Apparently, it is missing the nozzle, but I never use that anyway.

It was still in working order, but Jos has been bringing the electrics up to date so that I can actually start using it.











From the same stall, we bought some more Bakelite, both at silly prices.

A small lidded box ...



... and a cute little torch.



We continued our journey, and had only gone a few paces when a boxful of vintage buttons caught my eye.

I am not a sewer, just a  "replacer-of-buttons", which of course is a necessity when buying vintage clothing, and I can never ever resist a rummage through some vintage buttons.

They are so much nicer than what's on sale nowadays, and as these were only € 1 per set, it would have been rude not to buy any.


The "brooch lady" doesn't have a pitch at this market, more's the pity, but I still managed to find a couple of nice brooches, as well as a pair of amber coloured earrings, for € 2 each.

It looks like one of the elephants was trying to escape, the little rascal, which was soon fixed by my personal handy-man, Jos.


I came across several drool-worthy brooches, but all were way beyond what I was willing to pay.

The owner of one stall, who trades at several flea markets we are frequenting, automatically says € 10 when asked for a price. Now, I'm not saying that some of her things aren't worth € 10,- but she never, ever differentiates. If you look doubtful, she adds that the item is "old".

Nevertheless, we can never resist asking her the price of at least one item just to test her.

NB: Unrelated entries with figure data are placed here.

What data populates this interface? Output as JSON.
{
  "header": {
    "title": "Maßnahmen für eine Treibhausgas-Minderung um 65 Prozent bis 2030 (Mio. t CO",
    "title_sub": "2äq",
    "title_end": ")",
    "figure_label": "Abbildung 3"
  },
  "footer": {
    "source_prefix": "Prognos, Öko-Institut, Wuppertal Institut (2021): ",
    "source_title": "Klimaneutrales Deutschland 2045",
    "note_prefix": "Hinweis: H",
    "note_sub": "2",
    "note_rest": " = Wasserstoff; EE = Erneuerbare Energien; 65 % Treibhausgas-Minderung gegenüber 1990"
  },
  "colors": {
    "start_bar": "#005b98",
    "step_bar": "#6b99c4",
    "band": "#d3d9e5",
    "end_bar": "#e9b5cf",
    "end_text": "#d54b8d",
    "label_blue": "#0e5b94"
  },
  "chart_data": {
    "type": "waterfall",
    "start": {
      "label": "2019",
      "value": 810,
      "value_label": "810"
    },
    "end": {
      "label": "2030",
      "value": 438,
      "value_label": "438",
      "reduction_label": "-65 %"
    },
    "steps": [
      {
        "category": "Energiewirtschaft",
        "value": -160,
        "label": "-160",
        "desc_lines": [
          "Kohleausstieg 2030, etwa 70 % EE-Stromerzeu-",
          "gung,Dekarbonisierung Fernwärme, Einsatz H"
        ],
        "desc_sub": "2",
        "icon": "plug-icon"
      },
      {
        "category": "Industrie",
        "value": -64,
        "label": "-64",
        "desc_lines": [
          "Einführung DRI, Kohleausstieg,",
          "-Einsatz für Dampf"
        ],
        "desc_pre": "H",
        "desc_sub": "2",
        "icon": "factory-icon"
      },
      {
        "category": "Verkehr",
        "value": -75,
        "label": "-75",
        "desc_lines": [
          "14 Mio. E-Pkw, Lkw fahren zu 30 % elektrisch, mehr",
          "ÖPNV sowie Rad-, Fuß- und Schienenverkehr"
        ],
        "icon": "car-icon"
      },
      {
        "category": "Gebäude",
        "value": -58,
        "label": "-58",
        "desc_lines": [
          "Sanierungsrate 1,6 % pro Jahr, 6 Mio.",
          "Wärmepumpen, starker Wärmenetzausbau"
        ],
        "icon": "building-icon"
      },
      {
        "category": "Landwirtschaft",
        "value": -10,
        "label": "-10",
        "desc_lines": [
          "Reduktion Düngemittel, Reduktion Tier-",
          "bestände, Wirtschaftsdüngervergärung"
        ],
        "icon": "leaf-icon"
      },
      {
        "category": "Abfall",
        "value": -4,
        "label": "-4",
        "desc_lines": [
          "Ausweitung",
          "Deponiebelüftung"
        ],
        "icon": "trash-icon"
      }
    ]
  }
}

Ever since I blogged about my first proper collection, the keyrings, I always look out for them on flea markets and often end up buying some I remember having as a child.

Aren't those chocolate bars and the Dreft washing up liquid (Belgium's version of Fairy Liquid) super cute?
I loved playing with these as a child, so no wonder most of them didn't survive ...

Our last purchase was the raspberry pink beret, which cost € 2, and which neatly brings us back to the start of this post!

No flea markets this weekend, so what shall we do?

Whatever it is, it won't be Christmas shopping, that's for sure!